In accordance with an aspect of the present invention, a method for processing a moving picture including a plurality of frames is disclosed. According to an exemplary embodiment, the method comprises executing an algorithm to remove artifacts in a first region of a first frame, regions outside of the first region being unaffected; identifying a second region of a second frame following the first frame, the second region of the second frame corresponding to the first region of the first frame; displaying the second frame with an indication of the second region; receiving a first user input defining a third region inside the second region; and executing the algorithm to remove artifacts in the second region excluding the third region.
In accordance with another aspect of the present invention, another method for processing a moving picture including a plurality of frames is disclosed. According to an exemplary embodiment, the method comprises executing an algorithm to remove artifacts in a first region of a first frame, regions outside of the first region being unaffected; identifying a second region of a second frame following the first frame, the second region of the second frame corresponding to the first region of the first frame; displaying the second frame with an indication of the second region; receiving a first user input defining a third region; and executing the algorithm to remove artifacts in a combined region formed by the second region and the third region.

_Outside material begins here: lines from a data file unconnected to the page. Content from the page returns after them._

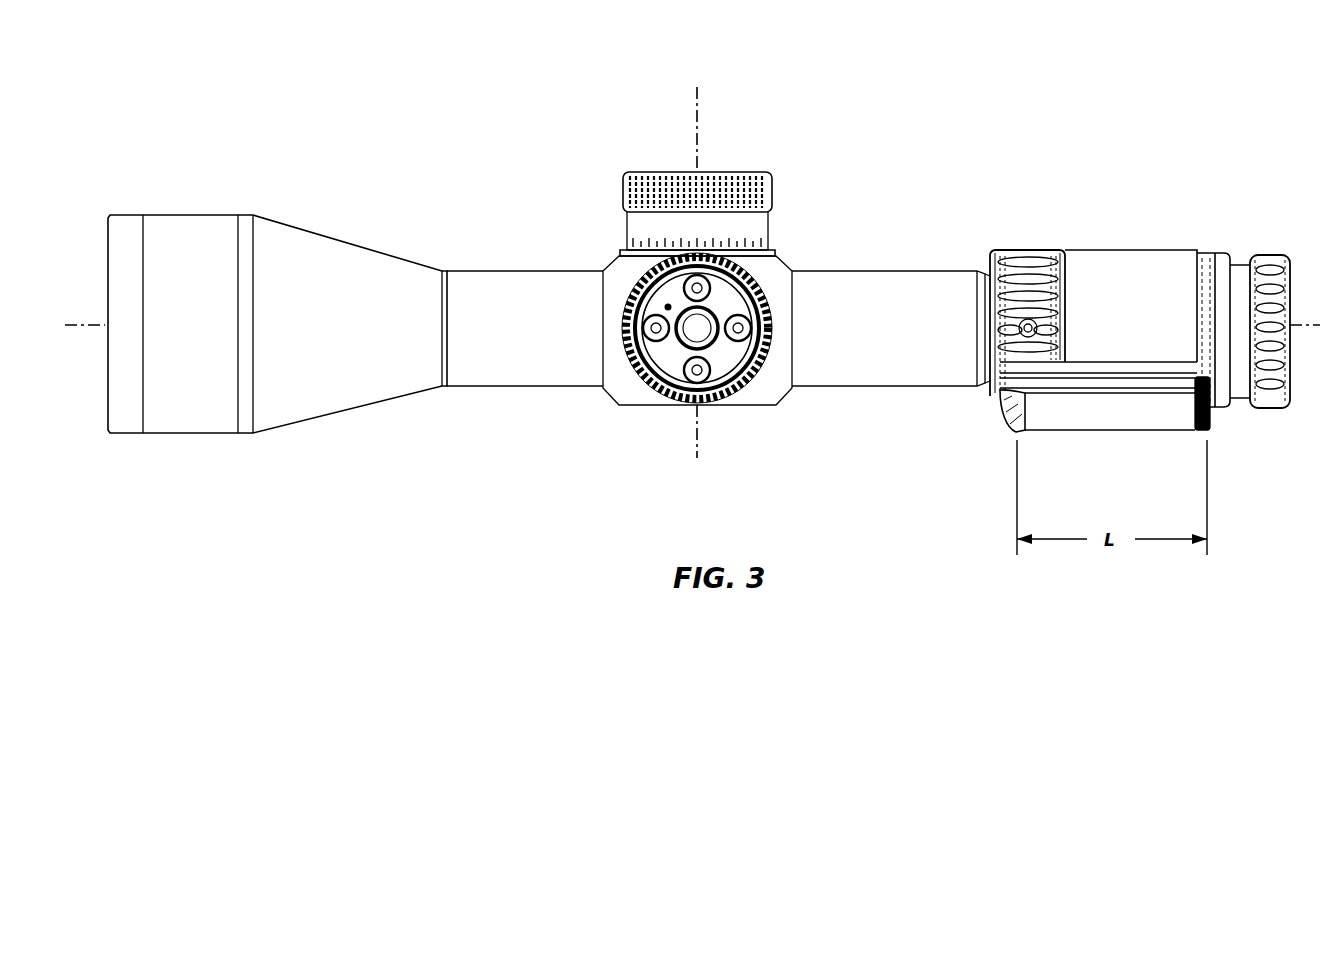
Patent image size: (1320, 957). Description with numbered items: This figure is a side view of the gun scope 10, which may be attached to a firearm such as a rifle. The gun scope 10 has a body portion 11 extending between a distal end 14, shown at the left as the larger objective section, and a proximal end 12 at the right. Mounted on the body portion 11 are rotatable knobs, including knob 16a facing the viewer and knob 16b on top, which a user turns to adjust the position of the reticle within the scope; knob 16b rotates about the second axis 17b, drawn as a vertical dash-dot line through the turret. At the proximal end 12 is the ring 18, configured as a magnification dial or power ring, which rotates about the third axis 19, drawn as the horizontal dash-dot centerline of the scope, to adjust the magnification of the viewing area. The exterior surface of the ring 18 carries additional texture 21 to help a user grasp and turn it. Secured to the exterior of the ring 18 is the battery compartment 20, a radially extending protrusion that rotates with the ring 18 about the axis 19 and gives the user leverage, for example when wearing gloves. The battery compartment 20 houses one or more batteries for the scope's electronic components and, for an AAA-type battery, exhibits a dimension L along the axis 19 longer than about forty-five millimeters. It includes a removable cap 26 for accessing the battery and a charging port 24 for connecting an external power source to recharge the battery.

The gun scope 10 is at (898, 146).
The body portion 11 is at (880, 269).
The proximal end 12 is at (1220, 190).
The distal end 14 is at (255, 183).
The knob 16a is at (640, 366).
The knob 16b is at (767, 172).
The second axis 17b is at (699, 123).
The ring 18 is at (1137, 251).
The third axis 19 is at (90, 323).
The battery compartment 20 is at (1090, 432).
The texture 21 is at (1027, 250).
The charging port 24 is at (998, 405).
The cap 26 is at (1205, 431).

In accordance with still another aspect of the present invention, a system for processing a moving picture including a plurality of frames is disclosed. According to an exemplary embodiment, the system comprises first means such as memory for storing data including an algorithm, and second means such as a processor for executing the algorithm to remove artifacts in a first region of a first frame, regions outside of the first region being unaffected. The second means identifies a second region of a second frame following the first frame, the second region of the second frame corresponding to the first region of the first frame. The second means enables display of the second frame with an indication of the second region. The second means receives a first user input defining a third region inside the second region and executes the algorithm to remove artifacts in the second region excluding the third region.
In accordance with yet another aspect of the present invention, another system for processing a moving picture including a plurality of frames is disclosed. According to an exemplary embodiment, the system comprises first means such as memory for storing data including an algorithm, and second means such as a processor for executing said algorithm to remove artifacts in a first region of a first frame, regions outside of the first region being unaffected. The second means identifies a second region of a second frame following the first frame, the second region of the second frame corresponding to the first region of the first frame. The second means enables display of the second frame with an indication of the second region. The second means receives a first user input defining a third region and executes the algorithm to remove artifacts in a combined region formed by the second region and the third region.

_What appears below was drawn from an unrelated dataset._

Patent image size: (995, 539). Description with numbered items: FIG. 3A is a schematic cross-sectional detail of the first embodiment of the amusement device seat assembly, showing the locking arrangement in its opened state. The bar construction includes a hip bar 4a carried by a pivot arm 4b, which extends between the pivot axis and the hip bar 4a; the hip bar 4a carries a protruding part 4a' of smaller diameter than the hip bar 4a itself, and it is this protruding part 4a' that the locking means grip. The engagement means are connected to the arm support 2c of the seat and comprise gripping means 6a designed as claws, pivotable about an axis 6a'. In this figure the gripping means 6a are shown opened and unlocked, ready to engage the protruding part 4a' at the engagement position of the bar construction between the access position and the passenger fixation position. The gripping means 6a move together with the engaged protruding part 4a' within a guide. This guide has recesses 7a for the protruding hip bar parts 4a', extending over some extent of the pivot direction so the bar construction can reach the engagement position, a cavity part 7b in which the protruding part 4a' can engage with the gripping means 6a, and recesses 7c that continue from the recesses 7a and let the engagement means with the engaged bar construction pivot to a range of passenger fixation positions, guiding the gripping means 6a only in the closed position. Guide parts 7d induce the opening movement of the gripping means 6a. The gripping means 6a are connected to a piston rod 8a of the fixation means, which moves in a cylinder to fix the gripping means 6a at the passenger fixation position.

In accordance with yet another aspect of the present invention, another method for processing a moving picture including a plurality of frames is disclosed. According to an exemplary embodiment, the method comprises displaying a frame with an indication of a first region which was tracked from a previous frame; receiving a user input defining a second region inside the first region; and executing an algorithm to remove artifacts in the first region excluding the second region.

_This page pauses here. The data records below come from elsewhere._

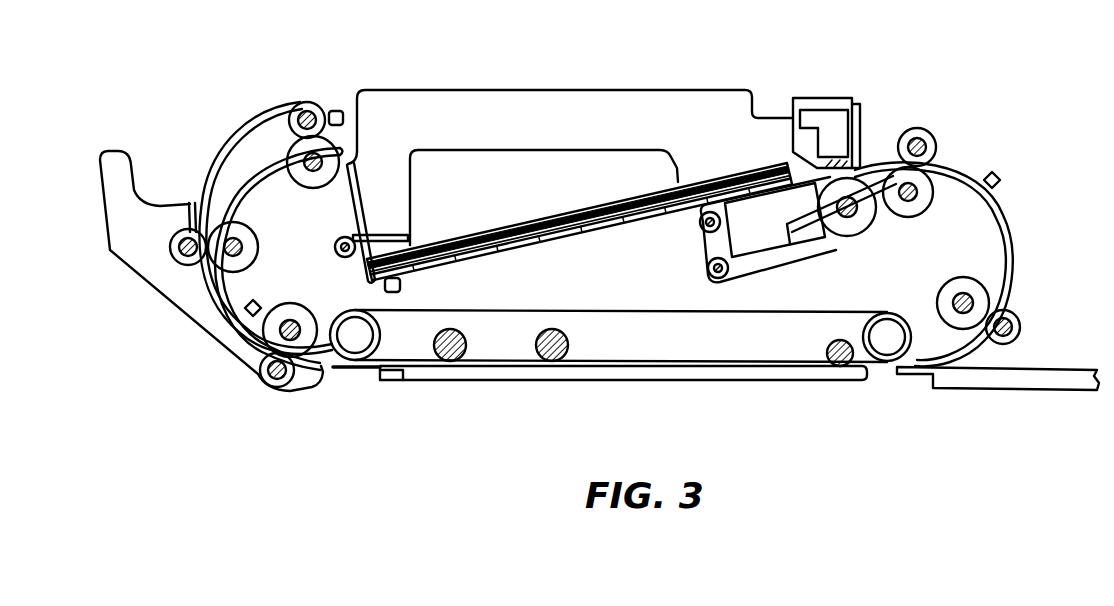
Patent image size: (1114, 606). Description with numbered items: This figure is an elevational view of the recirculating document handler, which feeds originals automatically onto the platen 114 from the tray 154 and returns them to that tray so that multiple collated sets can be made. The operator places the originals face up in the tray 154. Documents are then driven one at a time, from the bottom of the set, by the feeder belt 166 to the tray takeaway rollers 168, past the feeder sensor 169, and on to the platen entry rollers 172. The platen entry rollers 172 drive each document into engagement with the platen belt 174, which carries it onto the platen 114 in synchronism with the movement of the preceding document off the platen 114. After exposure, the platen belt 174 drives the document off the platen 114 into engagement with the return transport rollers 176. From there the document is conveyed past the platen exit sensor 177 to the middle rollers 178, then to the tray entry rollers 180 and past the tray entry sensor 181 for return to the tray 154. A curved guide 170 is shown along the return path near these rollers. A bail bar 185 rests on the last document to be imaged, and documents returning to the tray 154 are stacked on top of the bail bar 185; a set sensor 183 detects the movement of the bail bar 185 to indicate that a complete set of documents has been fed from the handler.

The platen 114 is at (523, 368).
The tray 154 is at (734, 178).
The feeder belt 166 is at (699, 242).
The tray takeaway rollers 168 is at (938, 148).
The feeder sensor 169 is at (1000, 181).
The curved document guide belt 170 is at (1013, 258).
The platen entry rollers 172 is at (1017, 316).
The platen belt 174 is at (646, 311).
The return transport rollers 176 is at (306, 313).
The platen exit sensor 177 is at (259, 304).
The middle rollers 178 is at (258, 251).
The tray entry rollers 180 is at (314, 103).
The tray entry sensor 181 is at (338, 110).
The set sensor 183 is at (402, 284).
The bail bar 185 is at (403, 214).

In accordance with still yet another aspect of the present invention, another method for processing a moving picture including a plurality of frames is disclosed. According to an exemplary embodiment, the method comprises displaying a frame with an indication of a first region which was tracked from a previous frame; receiving a user input defining a second region; and executing an algorithm to remove artifacts in a combined region formed by the first region and the second region.
In accordance with still yet another aspect of the present invention, another method for processing a moving picture including a plurality of frames is disclosed. According to an exemplary embodiment, the method comprises executing a first algorithm to remove artifacts in a first region of a first frame, regions outside of the first region being unaffected; identifying a second region of a second frame following the first frame, the second region of the second frame corresponding to the first region of the first frame; displaying the second frame with an indication of the second region; receiving a user input defining a third region inside the second region; and executing a second algorithm different from the first algorithm to remove artifacts in the second region excluding the third region.
In accordance with still yet another aspect of the present invention, another method for processing a moving picture including a plurality of frames is disclosed. According to an exemplary embodiment, the method comprises executing a first algorithm to remove artifacts in a first region of a first frame, regions outside of the first region being unaffected; identifying a second region of a second frame following the first frame, the second region of the second frame corresponding to the first region of the first frame; displaying the second frame with an indication of the second region; receiving a user input defining a third region; and executing a second algorithm different from the first algorithm to remove artifacts in a combined region formed by the second region and the third region.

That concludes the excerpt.